On the floor, the "dancers" evince the truth of her statement, as a group of three men start moving around one another, switching between sitting, standing and kneeling positions while always maintaining contact with at least one part of the other two's bodies.
Another woman begins to leap like a ballerina around the room's centerpiece--a tall red paper-mache pyramid covered with candles which provide the room its only light.
In a corner of the hall, a man kicks out at the windows in a manner mixing the best of Bruce Lee and Michael Flatley. In the meantime, one of the three men has elevated another in the air with his feet Superman-style.
"Dance Freedom started over 30 years ago," Medalia continues. "We were the world's original organization, and since then it's evolved into an internationally replicated event."
Neige Christenson, another coordinating committee member, calls the Wednesday night gatherings "a total healing experience after being a lawyer or doctor all week" describing the group as "a kind of family to return to and celebrate being alive in our bodies."
"It's not just a dance party," Christenson explains, "it's a social community as well, in which some dancers come back every week to see their friends and meet new ones."
Schlomit Auciello is one such dancer who has moved away from the event and now lives in Maine. "I met my husband here," she says. "Now we schedule our business trips around Wednesdays so that we can be here.
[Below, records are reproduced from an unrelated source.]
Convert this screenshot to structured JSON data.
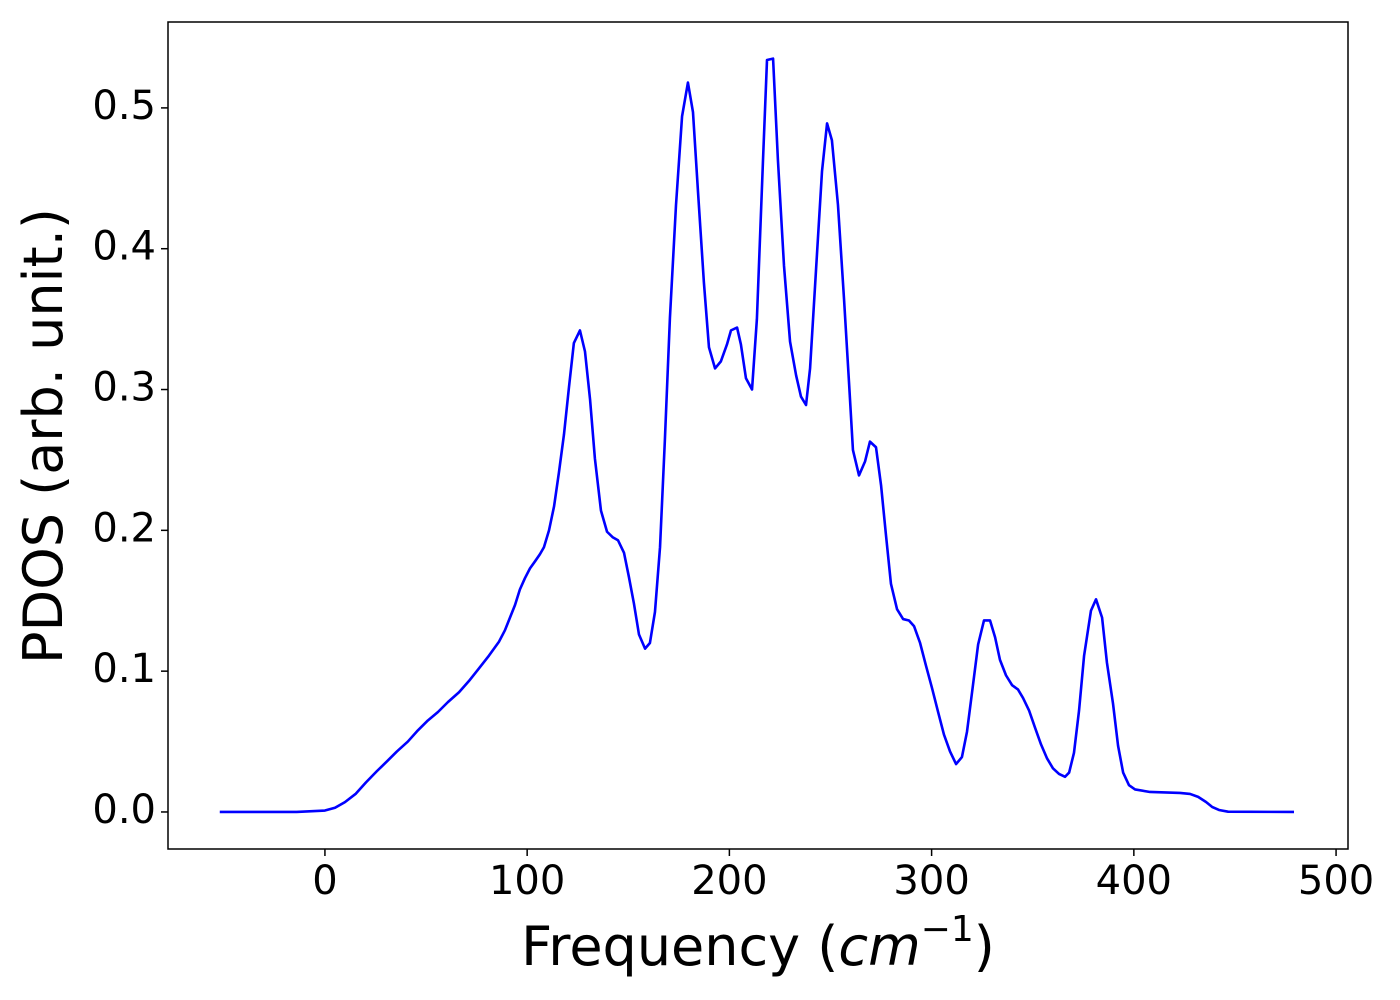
{
  "chart_data": {
    "type": "line",
    "ylabel": "PDOS (arb. unit.)",
    "xlabel": [
      "Frequency (",
      "cm",
      "−1",
      ")"
    ],
    "color": "#0000ff",
    "xlim": [
      -77.6,
      505.9
    ],
    "ylim": [
      -0.0263,
      0.561
    ],
    "xticks": [
      0,
      100,
      200,
      300,
      400,
      500
    ],
    "yticks": [
      {
        "value": 0,
        "label": "0.0"
      },
      0.1,
      0.2,
      0.3,
      0.4,
      0.5
    ],
    "x": [
      -52,
      -14,
      0,
      5,
      9.9,
      15.3,
      20.3,
      25.7,
      30.7,
      35.6,
      41,
      46,
      50.9,
      55.9,
      60.8,
      66.3,
      71.2,
      76.2,
      81.1,
      86.1,
      89,
      91.5,
      94,
      96.4,
      98.9,
      101.4,
      103.9,
      106.3,
      108.3,
      110.8,
      113.3,
      115.7,
      118.2,
      120.7,
      123.1,
      126.1,
      128.6,
      131.1,
      133.5,
      136.5,
      139.5,
      142.4,
      144.9,
      147.9,
      150.3,
      152.8,
      155.3,
      158.3,
      160.7,
      163.2,
      165.7,
      168.1,
      170.6,
      173.6,
      176.6,
      179.5,
      182,
      184.5,
      187.4,
      189.9,
      192.9,
      195.8,
      198.8,
      200.8,
      203.8,
      205.7,
      208.2,
      211.2,
      213.6,
      216.6,
      218.6,
      221.6,
      224,
      227,
      230,
      233,
      235.4,
      237.9,
      239.9,
      242.8,
      245.8,
      248.3,
      250.7,
      253.7,
      256.7,
      259.2,
      261.1,
      264.1,
      267.1,
      269.5,
      272.5,
      275,
      277.4,
      279.9,
      282.9,
      285.9,
      288.8,
      291.3,
      294.3,
      297.2,
      300.2,
      303.2,
      306.1,
      309.1,
      312.1,
      315,
      317.5,
      320,
      323,
      325.9,
      328.9,
      331.4,
      333.8,
      336.8,
      339.8,
      342.7,
      345.2,
      348.2,
      351.1,
      354.1,
      357.1,
      360,
      363,
      366,
      368,
      370.4,
      372.9,
      375.4,
      378.8,
      381.3,
      384.3,
      386.7,
      389.7,
      392.2,
      394.7,
      397.6,
      400.6,
      408,
      422.8,
      427.8,
      431.8,
      435.7,
      438.7,
      442.1,
      446.6,
      479.2
    ],
    "values": [
      0,
      0,
      0.001,
      0.003,
      0.007,
      0.013,
      0.021,
      0.029,
      0.036,
      0.043,
      0.05,
      0.058,
      0.065,
      0.071,
      0.078,
      0.085,
      0.093,
      0.102,
      0.111,
      0.121,
      0.129,
      0.138,
      0.147,
      0.158,
      0.166,
      0.173,
      0.178,
      0.183,
      0.188,
      0.2,
      0.217,
      0.241,
      0.268,
      0.302,
      0.333,
      0.342,
      0.327,
      0.293,
      0.251,
      0.214,
      0.199,
      0.195,
      0.193,
      0.184,
      0.167,
      0.148,
      0.126,
      0.116,
      0.12,
      0.142,
      0.188,
      0.264,
      0.351,
      0.431,
      0.494,
      0.518,
      0.497,
      0.44,
      0.376,
      0.33,
      0.315,
      0.32,
      0.332,
      0.342,
      0.344,
      0.332,
      0.308,
      0.3,
      0.35,
      0.462,
      0.534,
      0.535,
      0.463,
      0.388,
      0.334,
      0.31,
      0.295,
      0.289,
      0.315,
      0.384,
      0.455,
      0.489,
      0.477,
      0.431,
      0.364,
      0.304,
      0.257,
      0.239,
      0.249,
      0.263,
      0.259,
      0.232,
      0.197,
      0.162,
      0.144,
      0.137,
      0.136,
      0.132,
      0.12,
      0.104,
      0.088,
      0.071,
      0.055,
      0.043,
      0.034,
      0.039,
      0.057,
      0.085,
      0.119,
      0.136,
      0.136,
      0.124,
      0.108,
      0.097,
      0.09,
      0.087,
      0.081,
      0.072,
      0.06,
      0.048,
      0.038,
      0.031,
      0.027,
      0.025,
      0.028,
      0.042,
      0.072,
      0.111,
      0.143,
      0.151,
      0.138,
      0.106,
      0.077,
      0.047,
      0.028,
      0.019,
      0.016,
      0.0142,
      0.0135,
      0.0128,
      0.0107,
      0.0071,
      0.0036,
      0.0014,
      0.0002,
      0
    ]
  }
}
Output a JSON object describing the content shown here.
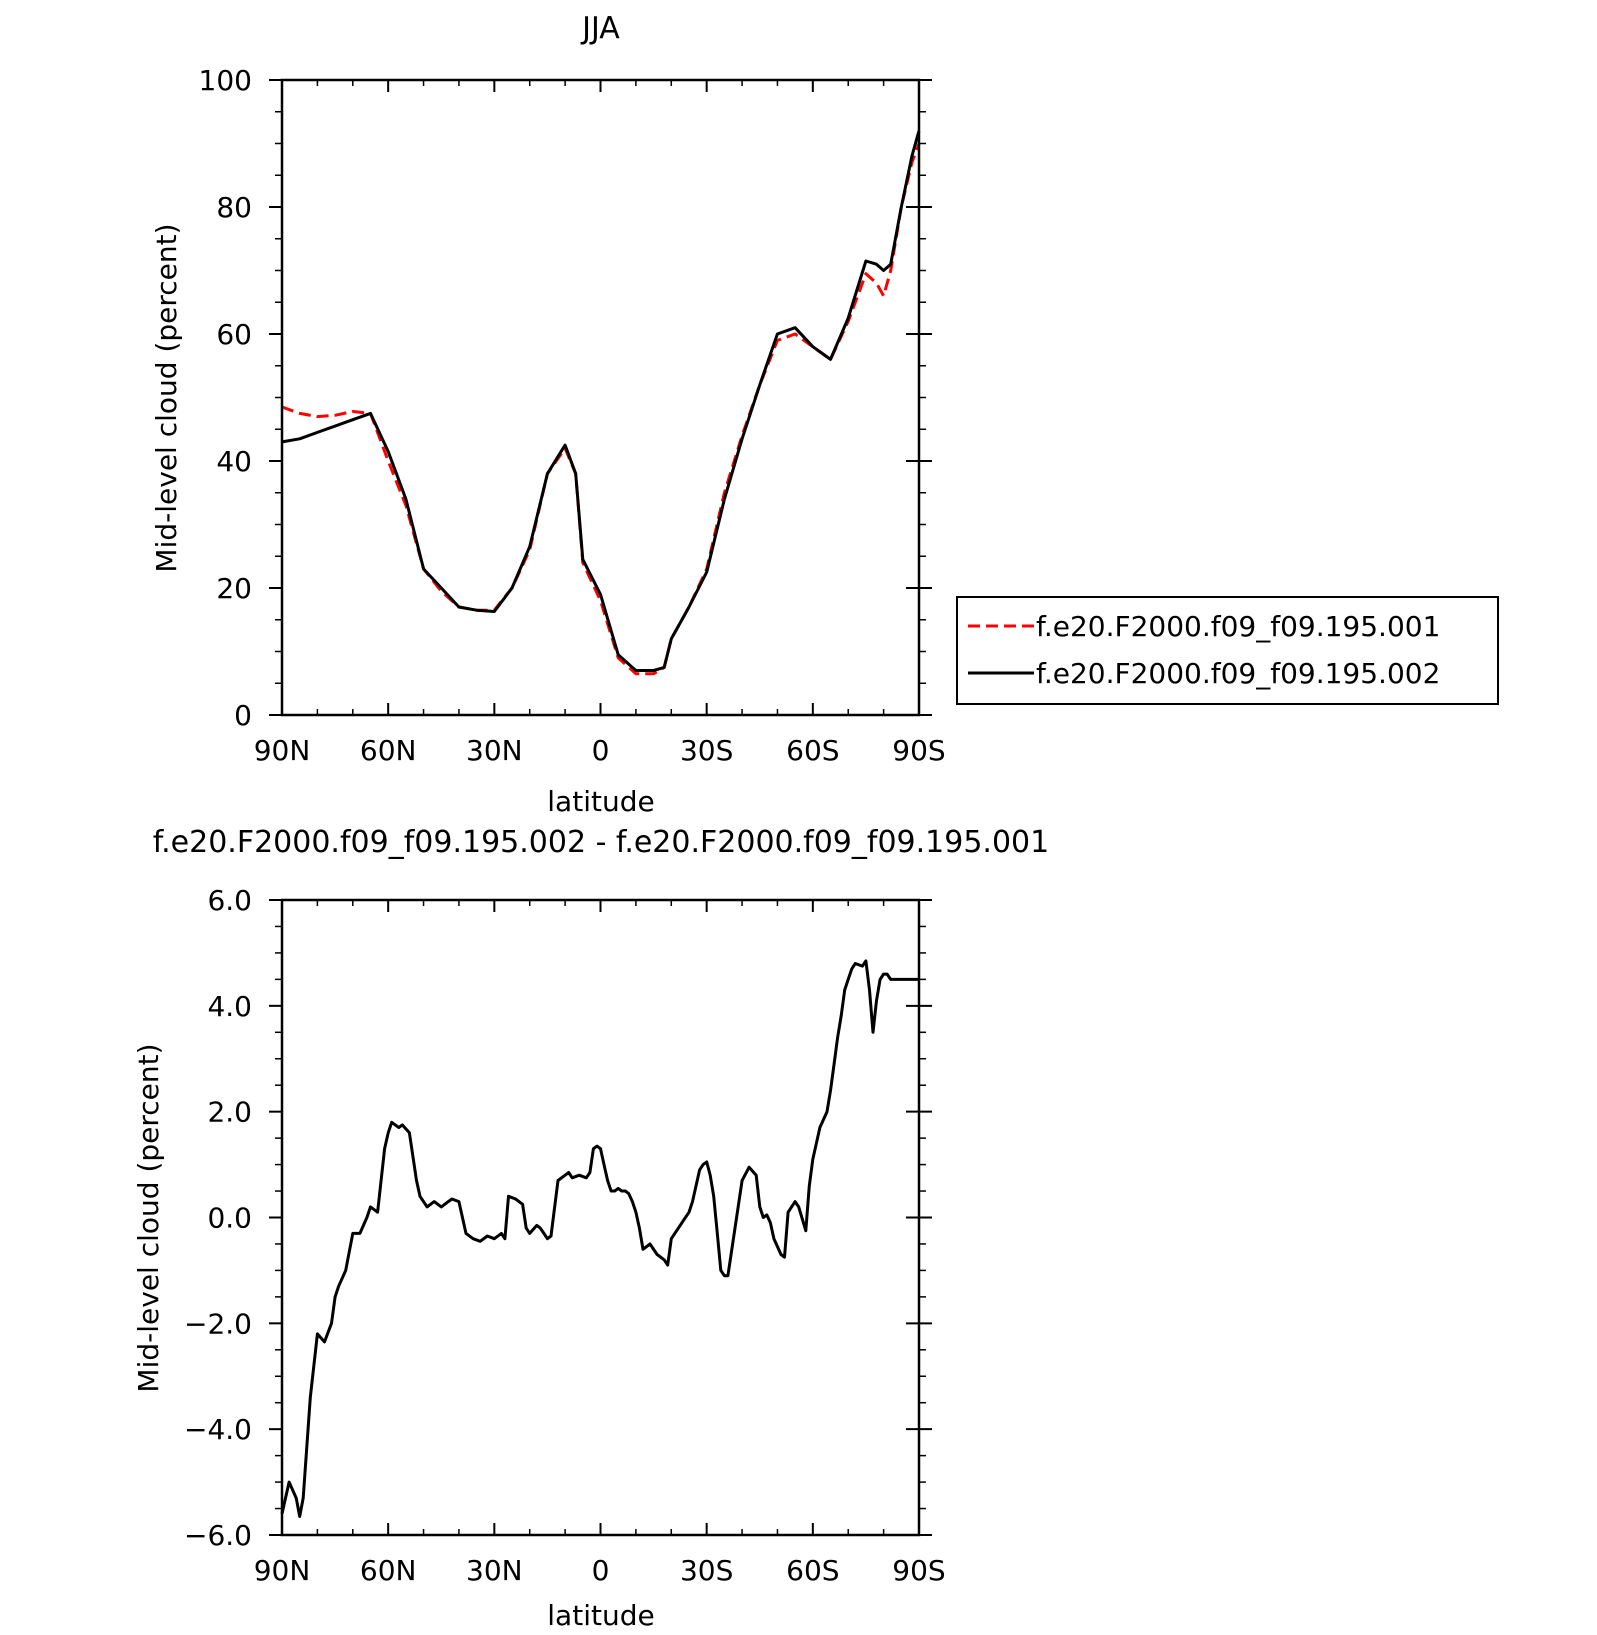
{
  "chart_data": [
    {
      "type": "line",
      "title": "JJA",
      "xlabel": "latitude",
      "ylabel": "Mid-level cloud (percent)",
      "xlim": [
        90,
        -90
      ],
      "ylim": [
        0,
        100
      ],
      "x_ticks": [
        90,
        60,
        30,
        0,
        -30,
        -60,
        -90
      ],
      "x_tick_labels": [
        "90N",
        "60N",
        "30N",
        "0",
        "30S",
        "60S",
        "90S"
      ],
      "y_ticks": [
        0,
        20,
        40,
        60,
        80,
        100
      ],
      "y_tick_labels": [
        "0",
        "20",
        "40",
        "60",
        "80",
        "100"
      ],
      "legend_position": "right",
      "x": [
        90,
        85,
        80,
        75,
        70,
        65,
        60,
        55,
        50,
        45,
        40,
        35,
        30,
        25,
        20,
        15,
        10,
        7,
        5,
        0,
        -5,
        -10,
        -15,
        -18,
        -20,
        -25,
        -30,
        -35,
        -40,
        -45,
        -50,
        -55,
        -60,
        -65,
        -70,
        -75,
        -78,
        -80,
        -82,
        -85,
        -88,
        -90
      ],
      "series": [
        {
          "name": "f.e20.F2000.f09_f09.195.001",
          "color": "#ff0000",
          "dash": "dashed",
          "values": [
            48.5,
            47.5,
            47.0,
            47.2,
            47.8,
            47.5,
            40.0,
            33.0,
            23.0,
            19.5,
            17.0,
            16.5,
            16.5,
            20.0,
            26.0,
            38.0,
            42.0,
            38.0,
            24.0,
            18.0,
            9.0,
            6.5,
            6.5,
            7.5,
            12.0,
            17.0,
            23.0,
            35.0,
            44.0,
            52.0,
            59.0,
            60.0,
            58.0,
            56.0,
            62.0,
            69.5,
            68.0,
            66.0,
            70.0,
            80.0,
            87.0,
            90.0
          ]
        },
        {
          "name": "f.e20.F2000.f09_f09.195.002",
          "color": "#000000",
          "dash": "solid",
          "values": [
            43.0,
            43.5,
            44.5,
            45.5,
            46.5,
            47.5,
            41.5,
            34.0,
            23.0,
            20.0,
            17.0,
            16.5,
            16.3,
            20.0,
            26.5,
            38.0,
            42.5,
            38.0,
            24.5,
            19.0,
            9.5,
            7.0,
            7.0,
            7.5,
            12.0,
            17.0,
            22.5,
            34.0,
            43.5,
            52.0,
            60.0,
            61.0,
            58.0,
            56.0,
            62.5,
            71.5,
            71.0,
            70.0,
            71.0,
            80.0,
            88.0,
            92.0
          ]
        }
      ]
    },
    {
      "type": "line",
      "title": "f.e20.F2000.f09_f09.195.002 - f.e20.F2000.f09_f09.195.001",
      "xlabel": "latitude",
      "ylabel": "Mid-level cloud (percent)",
      "xlim": [
        90,
        -90
      ],
      "ylim": [
        -6,
        6
      ],
      "x_ticks": [
        90,
        60,
        30,
        0,
        -30,
        -60,
        -90
      ],
      "x_tick_labels": [
        "90N",
        "60N",
        "30N",
        "0",
        "30S",
        "60S",
        "90S"
      ],
      "y_ticks": [
        -6,
        -4,
        -2,
        0,
        2,
        4,
        6
      ],
      "y_tick_labels": [
        "−6.0",
        "−4.0",
        "−2.0",
        "0.0",
        "2.0",
        "4.0",
        "6.0"
      ],
      "x": [
        90,
        88,
        86,
        85,
        84,
        82,
        80,
        78,
        76,
        75,
        74,
        72,
        70,
        68,
        66,
        65,
        63,
        61,
        60,
        59,
        57,
        56,
        54,
        52,
        51,
        49,
        47,
        45,
        43,
        42,
        40,
        38,
        36,
        34,
        32,
        30,
        28,
        27,
        26,
        24,
        22,
        21,
        20,
        18,
        17,
        16,
        15,
        14,
        12,
        10,
        9,
        8,
        6,
        4,
        3,
        2,
        1,
        0,
        -1,
        -2,
        -3,
        -4,
        -5,
        -6,
        -7,
        -8,
        -9,
        -10,
        -11,
        -12,
        -14,
        -16,
        -18,
        -19,
        -20,
        -22,
        -23,
        -25,
        -26,
        -28,
        -29,
        -30,
        -31,
        -32,
        -33,
        -34,
        -35,
        -36,
        -38,
        -40,
        -42,
        -44,
        -45,
        -46,
        -47,
        -48,
        -49,
        -51,
        -52,
        -53,
        -55,
        -56,
        -58,
        -59,
        -60,
        -62,
        -64,
        -65,
        -66,
        -67,
        -68,
        -69,
        -70,
        -71,
        -72,
        -74,
        -75,
        -76,
        -77,
        -78,
        -79,
        -80,
        -81,
        -82,
        -83,
        -84,
        -85,
        -86,
        -87,
        -88,
        -89,
        -90
      ],
      "series": [
        {
          "name": "",
          "color": "#000000",
          "dash": "solid",
          "values": [
            -5.6,
            -5.0,
            -5.3,
            -5.65,
            -5.3,
            -3.4,
            -2.2,
            -2.35,
            -2.0,
            -1.5,
            -1.3,
            -1.0,
            -0.3,
            -0.3,
            0.0,
            0.2,
            0.1,
            1.3,
            1.6,
            1.8,
            1.7,
            1.75,
            1.6,
            0.7,
            0.4,
            0.2,
            0.3,
            0.2,
            0.3,
            0.35,
            0.3,
            -0.3,
            -0.4,
            -0.45,
            -0.35,
            -0.4,
            -0.3,
            -0.4,
            0.4,
            0.35,
            0.25,
            -0.2,
            -0.3,
            -0.15,
            -0.2,
            -0.3,
            -0.4,
            -0.35,
            0.7,
            0.8,
            0.85,
            0.75,
            0.8,
            0.75,
            0.85,
            1.3,
            1.35,
            1.3,
            1.0,
            0.7,
            0.5,
            0.5,
            0.55,
            0.5,
            0.5,
            0.45,
            0.3,
            0.1,
            -0.2,
            -0.6,
            -0.5,
            -0.7,
            -0.8,
            -0.9,
            -0.4,
            -0.2,
            -0.1,
            0.1,
            0.3,
            0.9,
            1.0,
            1.05,
            0.8,
            0.4,
            -0.3,
            -1.0,
            -1.1,
            -1.1,
            -0.2,
            0.7,
            0.95,
            0.8,
            0.2,
            0.0,
            0.05,
            -0.1,
            -0.4,
            -0.7,
            -0.75,
            0.1,
            0.3,
            0.2,
            -0.25,
            0.6,
            1.1,
            1.7,
            2.0,
            2.4,
            2.9,
            3.4,
            3.8,
            4.3,
            4.5,
            4.7,
            4.8,
            4.75,
            4.85,
            4.3,
            3.5,
            4.1,
            4.5,
            4.6,
            4.6,
            4.5,
            4.5,
            4.5,
            4.5,
            4.5,
            4.5,
            4.5,
            4.5,
            4.5
          ]
        }
      ]
    }
  ]
}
I've been away from the community for 11 years, and I return as much as I can," she says to a chorus of "That's right!" from the other dancers gathered around her.
"This isn't a pickup scene," Christenson says, as an old man in purple sweatpants begins swaying back and forth with an attractive brunette. "It's a safe environment to just enjoy other people's company and the pleasantness of the dance."
Indeed, the night's attendees all act like family members, calling each other by names and hugging hello. A half-hour break in the evening of dances features announcements for storytelling groups in dancer's homes, backrubs accompanied by freestyle poetry, and a birthday cake in honor of any Scorpio's in the audience.
"Dance Freedom is for anyone who's ever instinctively moved to music in ways that most people would make fun of, and call bad dancing," Auciello explains. "Everyone is free to just move the way they like to. There's no embarrassment in dancing how you want to."